Why is std::initializer_list conversion not preferred?

Question

Consider this snippet:

#include <iostream>
#include <vector>

void f(std::vector<int>){std::cout << __PRETTY_FUNCTION__ << '\n';}
void f(int x){std::cout << __PRETTY_FUNCTION__ << '\n';}

int main() 
{
    f({42});
}

Live on Coliru

If you run it, you can see that the f(int) overload was preferred, even though std::vector has an std::initializer_list constructor (see #8).
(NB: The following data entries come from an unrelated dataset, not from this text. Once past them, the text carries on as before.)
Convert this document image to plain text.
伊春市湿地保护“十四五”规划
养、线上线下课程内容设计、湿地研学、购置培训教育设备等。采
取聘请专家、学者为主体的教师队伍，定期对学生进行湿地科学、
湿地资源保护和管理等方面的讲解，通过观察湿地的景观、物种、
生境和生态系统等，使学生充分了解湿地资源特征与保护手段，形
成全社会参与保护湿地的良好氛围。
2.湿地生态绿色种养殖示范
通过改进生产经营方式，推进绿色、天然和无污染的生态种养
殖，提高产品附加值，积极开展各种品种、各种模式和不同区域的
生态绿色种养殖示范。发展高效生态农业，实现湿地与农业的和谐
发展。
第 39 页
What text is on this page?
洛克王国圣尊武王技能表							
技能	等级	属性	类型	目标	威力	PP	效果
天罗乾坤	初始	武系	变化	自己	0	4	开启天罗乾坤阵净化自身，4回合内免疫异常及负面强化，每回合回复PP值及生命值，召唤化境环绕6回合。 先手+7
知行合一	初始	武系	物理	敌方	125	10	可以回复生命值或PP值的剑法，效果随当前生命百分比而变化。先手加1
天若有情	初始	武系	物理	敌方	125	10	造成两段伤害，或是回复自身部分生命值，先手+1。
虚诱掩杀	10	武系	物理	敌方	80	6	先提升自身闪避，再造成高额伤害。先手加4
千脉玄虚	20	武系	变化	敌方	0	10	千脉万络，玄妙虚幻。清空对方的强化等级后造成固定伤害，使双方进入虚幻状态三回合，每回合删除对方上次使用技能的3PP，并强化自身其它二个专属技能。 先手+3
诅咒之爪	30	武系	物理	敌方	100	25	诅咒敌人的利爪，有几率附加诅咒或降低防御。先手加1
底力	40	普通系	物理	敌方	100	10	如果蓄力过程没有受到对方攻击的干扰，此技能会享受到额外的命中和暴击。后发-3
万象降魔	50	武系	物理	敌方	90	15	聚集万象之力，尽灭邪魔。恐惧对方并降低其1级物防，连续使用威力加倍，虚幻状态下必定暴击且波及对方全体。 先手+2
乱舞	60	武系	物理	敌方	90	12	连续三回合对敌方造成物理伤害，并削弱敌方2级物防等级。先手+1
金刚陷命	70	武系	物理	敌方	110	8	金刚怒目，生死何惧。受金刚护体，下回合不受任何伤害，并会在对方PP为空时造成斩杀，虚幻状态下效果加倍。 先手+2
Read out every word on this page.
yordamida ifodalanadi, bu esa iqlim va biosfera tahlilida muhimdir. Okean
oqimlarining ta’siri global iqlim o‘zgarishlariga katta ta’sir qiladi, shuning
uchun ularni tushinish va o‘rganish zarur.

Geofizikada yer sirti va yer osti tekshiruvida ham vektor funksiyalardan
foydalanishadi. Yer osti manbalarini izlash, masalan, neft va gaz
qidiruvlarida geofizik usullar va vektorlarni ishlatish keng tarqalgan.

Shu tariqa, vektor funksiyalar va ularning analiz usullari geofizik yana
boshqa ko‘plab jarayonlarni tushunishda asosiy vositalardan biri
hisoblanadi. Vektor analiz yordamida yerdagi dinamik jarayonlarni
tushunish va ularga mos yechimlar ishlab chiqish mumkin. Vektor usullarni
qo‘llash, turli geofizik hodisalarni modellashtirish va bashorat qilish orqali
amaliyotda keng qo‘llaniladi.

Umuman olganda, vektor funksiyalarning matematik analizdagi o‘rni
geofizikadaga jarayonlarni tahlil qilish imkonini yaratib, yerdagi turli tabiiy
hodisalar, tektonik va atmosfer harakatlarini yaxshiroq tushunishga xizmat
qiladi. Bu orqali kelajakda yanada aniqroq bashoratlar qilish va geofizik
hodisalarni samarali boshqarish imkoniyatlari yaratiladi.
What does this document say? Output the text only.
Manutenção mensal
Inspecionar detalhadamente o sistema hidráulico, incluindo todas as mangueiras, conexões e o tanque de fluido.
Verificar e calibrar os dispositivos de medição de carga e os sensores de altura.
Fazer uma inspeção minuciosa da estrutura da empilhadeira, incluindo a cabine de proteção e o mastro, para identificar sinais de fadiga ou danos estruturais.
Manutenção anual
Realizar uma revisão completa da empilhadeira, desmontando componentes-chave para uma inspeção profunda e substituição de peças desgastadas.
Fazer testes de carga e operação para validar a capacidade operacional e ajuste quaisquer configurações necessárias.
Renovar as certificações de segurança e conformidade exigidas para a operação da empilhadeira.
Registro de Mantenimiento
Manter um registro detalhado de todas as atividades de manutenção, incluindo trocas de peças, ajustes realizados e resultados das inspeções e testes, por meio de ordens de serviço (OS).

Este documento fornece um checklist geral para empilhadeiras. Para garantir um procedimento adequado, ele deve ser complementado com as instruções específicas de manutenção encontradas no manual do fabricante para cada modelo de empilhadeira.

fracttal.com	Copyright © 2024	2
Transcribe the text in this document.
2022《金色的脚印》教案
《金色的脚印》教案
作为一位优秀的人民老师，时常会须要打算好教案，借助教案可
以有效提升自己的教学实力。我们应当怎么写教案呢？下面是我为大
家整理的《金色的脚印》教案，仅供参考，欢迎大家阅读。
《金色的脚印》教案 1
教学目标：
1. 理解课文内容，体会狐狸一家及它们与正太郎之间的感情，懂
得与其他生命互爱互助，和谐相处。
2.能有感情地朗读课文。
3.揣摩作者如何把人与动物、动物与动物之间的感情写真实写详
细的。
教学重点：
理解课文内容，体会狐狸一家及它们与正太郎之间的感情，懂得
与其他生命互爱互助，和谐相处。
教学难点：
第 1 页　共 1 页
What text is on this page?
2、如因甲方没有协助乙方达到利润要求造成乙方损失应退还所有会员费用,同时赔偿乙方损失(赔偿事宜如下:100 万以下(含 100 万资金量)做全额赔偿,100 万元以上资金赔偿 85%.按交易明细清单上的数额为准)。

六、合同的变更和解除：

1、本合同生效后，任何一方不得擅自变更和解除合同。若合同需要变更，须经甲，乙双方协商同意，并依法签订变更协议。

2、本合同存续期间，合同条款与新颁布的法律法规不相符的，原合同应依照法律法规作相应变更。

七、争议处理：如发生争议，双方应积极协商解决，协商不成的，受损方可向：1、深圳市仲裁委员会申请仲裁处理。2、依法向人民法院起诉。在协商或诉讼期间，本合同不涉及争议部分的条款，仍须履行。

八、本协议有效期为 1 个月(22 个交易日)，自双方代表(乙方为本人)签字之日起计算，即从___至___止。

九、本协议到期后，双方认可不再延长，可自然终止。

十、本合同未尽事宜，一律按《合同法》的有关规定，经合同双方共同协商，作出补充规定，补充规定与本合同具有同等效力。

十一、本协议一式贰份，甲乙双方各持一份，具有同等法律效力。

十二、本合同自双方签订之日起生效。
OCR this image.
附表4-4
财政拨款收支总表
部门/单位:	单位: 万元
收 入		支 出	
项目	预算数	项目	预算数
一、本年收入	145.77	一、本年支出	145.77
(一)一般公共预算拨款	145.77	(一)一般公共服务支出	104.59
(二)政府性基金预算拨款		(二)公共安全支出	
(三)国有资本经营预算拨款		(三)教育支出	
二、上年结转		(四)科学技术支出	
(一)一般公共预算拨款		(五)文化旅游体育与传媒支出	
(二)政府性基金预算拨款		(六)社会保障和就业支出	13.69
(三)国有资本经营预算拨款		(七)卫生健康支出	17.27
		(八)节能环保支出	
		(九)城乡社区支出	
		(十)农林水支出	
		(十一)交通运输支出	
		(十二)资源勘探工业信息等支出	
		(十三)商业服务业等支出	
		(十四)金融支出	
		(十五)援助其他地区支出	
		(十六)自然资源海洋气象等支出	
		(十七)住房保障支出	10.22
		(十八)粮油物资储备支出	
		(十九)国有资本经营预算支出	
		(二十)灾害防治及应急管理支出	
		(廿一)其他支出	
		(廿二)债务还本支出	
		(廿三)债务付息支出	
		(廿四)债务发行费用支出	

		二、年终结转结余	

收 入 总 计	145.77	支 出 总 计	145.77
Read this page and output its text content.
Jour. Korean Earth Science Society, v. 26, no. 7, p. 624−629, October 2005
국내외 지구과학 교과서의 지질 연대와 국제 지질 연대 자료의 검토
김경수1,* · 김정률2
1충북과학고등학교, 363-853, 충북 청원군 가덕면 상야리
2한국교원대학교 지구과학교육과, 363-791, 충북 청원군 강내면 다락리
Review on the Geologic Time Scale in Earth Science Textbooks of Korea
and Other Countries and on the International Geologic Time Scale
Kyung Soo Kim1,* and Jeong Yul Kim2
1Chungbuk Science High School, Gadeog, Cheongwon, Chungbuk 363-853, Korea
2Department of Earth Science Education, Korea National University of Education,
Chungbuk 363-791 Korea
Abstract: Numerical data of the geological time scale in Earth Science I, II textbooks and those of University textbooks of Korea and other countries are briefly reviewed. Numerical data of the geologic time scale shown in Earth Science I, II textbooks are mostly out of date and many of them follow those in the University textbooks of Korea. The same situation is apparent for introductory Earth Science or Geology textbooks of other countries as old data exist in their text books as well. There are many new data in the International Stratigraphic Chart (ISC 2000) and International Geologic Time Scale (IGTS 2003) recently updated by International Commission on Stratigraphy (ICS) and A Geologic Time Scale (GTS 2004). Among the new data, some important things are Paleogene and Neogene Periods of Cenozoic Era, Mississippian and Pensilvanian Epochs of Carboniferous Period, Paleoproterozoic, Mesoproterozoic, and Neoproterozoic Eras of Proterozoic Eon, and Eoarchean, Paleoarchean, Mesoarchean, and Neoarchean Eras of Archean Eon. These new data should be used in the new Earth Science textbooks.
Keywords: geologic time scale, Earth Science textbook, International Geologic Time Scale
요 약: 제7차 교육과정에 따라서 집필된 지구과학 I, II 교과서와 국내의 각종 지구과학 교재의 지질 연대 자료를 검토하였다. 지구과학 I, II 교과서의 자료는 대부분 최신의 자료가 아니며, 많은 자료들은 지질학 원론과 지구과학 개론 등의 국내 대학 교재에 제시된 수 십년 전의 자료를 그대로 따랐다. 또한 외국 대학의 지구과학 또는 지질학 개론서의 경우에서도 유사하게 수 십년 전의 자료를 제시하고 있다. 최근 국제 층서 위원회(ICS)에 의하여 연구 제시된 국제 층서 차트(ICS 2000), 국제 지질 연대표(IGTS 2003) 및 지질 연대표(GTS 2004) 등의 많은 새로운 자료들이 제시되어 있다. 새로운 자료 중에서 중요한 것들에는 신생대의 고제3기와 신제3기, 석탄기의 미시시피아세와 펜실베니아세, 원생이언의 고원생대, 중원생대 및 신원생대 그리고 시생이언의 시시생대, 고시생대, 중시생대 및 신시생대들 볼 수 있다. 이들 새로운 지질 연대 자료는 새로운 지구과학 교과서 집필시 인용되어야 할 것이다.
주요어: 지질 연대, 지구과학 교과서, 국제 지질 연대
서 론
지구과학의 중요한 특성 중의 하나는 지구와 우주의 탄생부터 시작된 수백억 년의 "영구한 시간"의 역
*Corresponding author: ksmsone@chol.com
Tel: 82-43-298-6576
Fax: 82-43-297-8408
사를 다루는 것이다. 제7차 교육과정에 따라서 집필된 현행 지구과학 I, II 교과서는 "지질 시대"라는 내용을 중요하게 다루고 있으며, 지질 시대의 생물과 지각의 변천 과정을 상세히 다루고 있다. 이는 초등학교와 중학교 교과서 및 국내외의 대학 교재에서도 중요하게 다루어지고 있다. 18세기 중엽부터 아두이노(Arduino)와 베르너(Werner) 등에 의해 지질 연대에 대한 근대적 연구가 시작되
Question: Why is the conversion {42} to int preferred (instead of conversion to std::vector, as {42} is an std::initializer_list)?

Answer 1

In overload resolution, when considers implicit conversion sequence in list-initialization,

(emphasis mine)

Otherwise, if the parameter type is not a class and the initializer list has one element, the implicit conversion sequence is the one required to convert the element to the parameter type

Given f({42});, for f(int), the implicit conversion sequence is the one to convert the element (i.e. 42) to int, which is an exact match; for f(std::vector<int>), user-defined conversion (converting std::initializer_list<int> to std::vector<int>) is required then it's a worse match.

PS: if the braced-initializer contains more than one element such as {42, 42}, f(std::vector<int>) will be selected.